A significant number of the small micros, perhaps even a majority, are running code that can be automatically converted to a lookup table, or a simple state machine. Proving the correctness of a lookup table is trivial*.
You might find it interesting to Google "automated theroem prover" and maybe even download ACL2.
* Incidentally, if you have a function that has a small number of possible inputs and outputs, actually coding it as a look up table can be both fast and reliable.
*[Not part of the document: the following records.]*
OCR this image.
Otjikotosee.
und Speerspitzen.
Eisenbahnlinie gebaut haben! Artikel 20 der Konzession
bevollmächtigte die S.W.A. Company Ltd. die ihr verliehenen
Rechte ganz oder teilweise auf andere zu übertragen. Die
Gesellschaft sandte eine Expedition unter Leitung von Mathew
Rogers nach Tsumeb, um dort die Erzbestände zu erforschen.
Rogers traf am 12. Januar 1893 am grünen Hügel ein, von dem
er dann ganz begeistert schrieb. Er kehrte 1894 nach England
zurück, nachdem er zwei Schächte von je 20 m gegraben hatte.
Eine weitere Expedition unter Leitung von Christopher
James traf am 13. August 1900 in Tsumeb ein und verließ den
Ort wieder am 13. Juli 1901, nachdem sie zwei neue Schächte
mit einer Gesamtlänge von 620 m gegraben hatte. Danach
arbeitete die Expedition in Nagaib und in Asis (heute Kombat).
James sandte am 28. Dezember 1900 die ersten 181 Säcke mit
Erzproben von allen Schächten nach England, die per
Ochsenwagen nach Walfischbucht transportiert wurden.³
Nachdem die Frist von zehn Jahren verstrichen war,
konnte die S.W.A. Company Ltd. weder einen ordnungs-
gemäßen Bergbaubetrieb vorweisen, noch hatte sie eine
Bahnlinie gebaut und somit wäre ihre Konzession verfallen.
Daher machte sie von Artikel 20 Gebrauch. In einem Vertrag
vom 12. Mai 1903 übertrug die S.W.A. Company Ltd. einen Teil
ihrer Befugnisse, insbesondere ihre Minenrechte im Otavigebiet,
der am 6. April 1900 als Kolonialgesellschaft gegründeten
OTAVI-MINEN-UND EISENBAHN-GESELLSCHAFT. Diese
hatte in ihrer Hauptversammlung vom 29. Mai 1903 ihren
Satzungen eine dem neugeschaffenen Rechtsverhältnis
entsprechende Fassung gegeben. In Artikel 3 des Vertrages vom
In case it's useful, here's basically the code my friend is proving today:
BeGreen:
output GREEN
wait
BeYellow
END
BeYellow:
output YELLOW
wait
BeRed
END
BeRed:
output RED
wait
BeGreen
END
You can of course see by inspection that it can never turn from green to red. Nor can it turn yellow if it's currently green. The only things that can happen when it's green are:
It's waiting, remaining green
It turns yellow.
You can also probably imagine how a compiler-like thing could convert that from code to a table, a data structure:
Transitions { // Current state: new states [, new state]
Green: Yellow,
Yellow: Red,
Red: Green
}
Based on that data, which *is* the program, you can imagine how a tool could then mathematically show that you can only get from green to red by going through yellow.
Having proved the code that operates a traffic light, it's then another round of the same thing to prove the code which operates an intersection.
Another round of similar steps proves the operation of coordinated lights on a road - with a simple state table you can prove that light A at intersection X is never red while light B at intersection Z is yellow.
Case is probably bullshit. As much as I hate apple and think a handicapped monkey could build more secure products, I'd bet my money that someone saw the headlines about this and made the entire thing up.
Or, hearing that recording and knowing it will be inadmissible, they pretend to just stumble over the same information in some other manner and claim they were acting on a hunch or just covering all the bases.
Commonly used by cops when they have illegally obtained evidence that can't be presented in court. Did an unwarranted wiretap tell then that a drug shipment would use a certain truck on a certain date? Stop the truck for a broken taillight or whatever and "discover" the drugs during a "safety inspection."